The civil war mortar is part of a bronze sculpture grouping, donated to USC in December 1936 by Mazie Bell Free in honor of William C. Free, entitled "Mortar Practice" by Levi Scofield that rested on a large wooden base in front of the reserved reading desk on the ground floor of Doheny. When the enlargement of the Doheny stack area was undertaken in the mid-1960s, the desk was closed and covered over, and the stacks opened. At that time, the sculpture was given on loan to the Natural History Museum. In 1976, it was transferred to the Bob Hope Patriotic Hall, up the street on Figueroa, for display in its lobby. The City of Los Angeles took control of this in the mid-2000s when they performed a long renovation of Bob Hope Patriotic Hall and placed the sculpture in storage in 2009.

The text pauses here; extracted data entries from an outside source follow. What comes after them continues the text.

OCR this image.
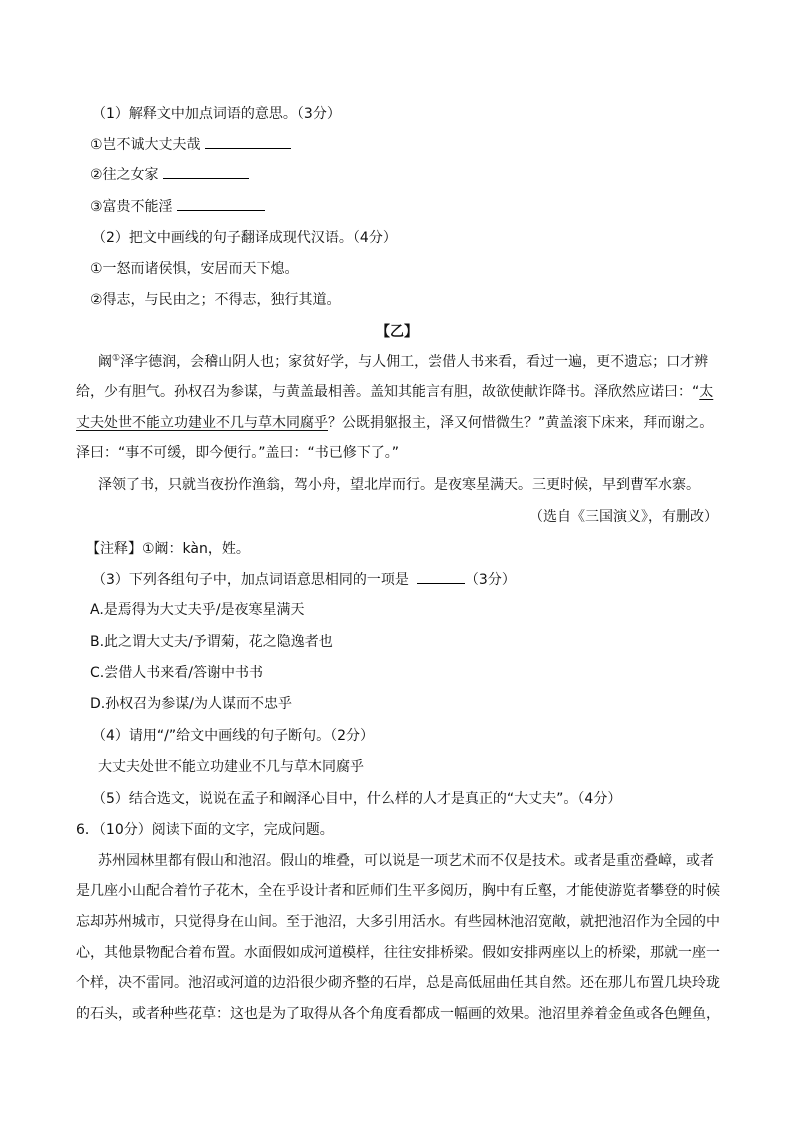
（1）解释文中加点词语的意思。（3分）
①岂不诚大丈夫哉
②往之女家
③富贵不能淫
（2）把文中画线的句子翻译成现代汉语。（4分）
①一怒而诸侯惧，安居而天下熄。
②得志，与民由之；不得志，独行其道。
【乙】
阚①泽字德润，会稽山阴人也；家贫好学，与人佣工，尝借人书来看，看过一遍，更不遗忘；口才辨
给，少有胆气。孙权召为参谋，与黄盖最相善。盖知其能言有胆，故欲使献诈降书。泽欣然应诺曰：“太
丈夫处世不能立功建业不几与草木同腐乎？公既捐躯报主，泽又何惜微生？”黄盖滚下床来，拜而谢之。
泽曰：“事不可缓，即今便行。”盖曰：“书已修下了。”
泽领了书，只就当夜扮作渔翁，驾小舟，望北岸而行。是夜寒星满天。三更时候，早到曹军水寨。
（选自《三国演义》，有删改）
【注释】①阚：kàn，姓。
（3）下列各组句子中，加点词语意思相同的一项是	（3分）
A.是焉得为大丈夫乎/是夜寒星满天
B.此之谓大丈夫/予谓菊，花之隐逸者也
C.尝借人书来看/答谢中书书
D.孙权召为参谋/为人谋而不忠乎
（4）请用“/”给文中画线的句子断句。（2分）
大丈夫处世不能立功建业不几与草木同腐乎
（5）结合选文，说说在孟子和阚泽心目中，什么样的人才是真正的“大丈夫”。（4分）
6．（10分）阅读下面的文字，完成问题。
苏州园林里都有假山和池沼。假山的堆叠，可以说是一项艺术而不仅是技术。或者是重峦叠嶂，或者
是几座小山配合着竹子花木，全在乎设计者和匠师们生平多阅历，胸中有丘壑，才能使游览者攀登的时候
忘却苏州城市，只觉得身在山间。至于池沼，大多引用活水。有些园林池沼宽敞，就把池沼作为全园的中
心，其他景物配合着布置。水面假如成河道模样，往往安排桥梁。假如安排两座以上的桥梁，那就一座一
个样，决不雷同。池沼或河道的边沿很少砌齐整的石岸，总是高低屈曲任其自然。还在那儿布置几块玲珑
的石头，或者种些花草：这也是为了取得从各个角度看都成一幅画的效果。池沼里养着金鱼或各色鲤鱼，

"The six men, made of bronze, representing a scene on island No. 10 in the Mississippi river, depicts an officer and five of his men loading a trench mortar. The group is composed of figures copied from the navy group "Mortar Practice" of the Cleveland monument, sculpted by Levi T. Scofield in 1888, and was exhibited in Chicago at the World's fair. The figures are one foot in height, and are represented with unusual clarity of detail. The sailors are shown loading the trench mortar and adjusting its mechanism, while the officer, standing at their side in a commanding pose, looks along the probable path of the projectile."
In 2015 the sculpture was offered to the Drum Barracks Civil War Museum in Los Angeles for either a temporary or a permanent loan.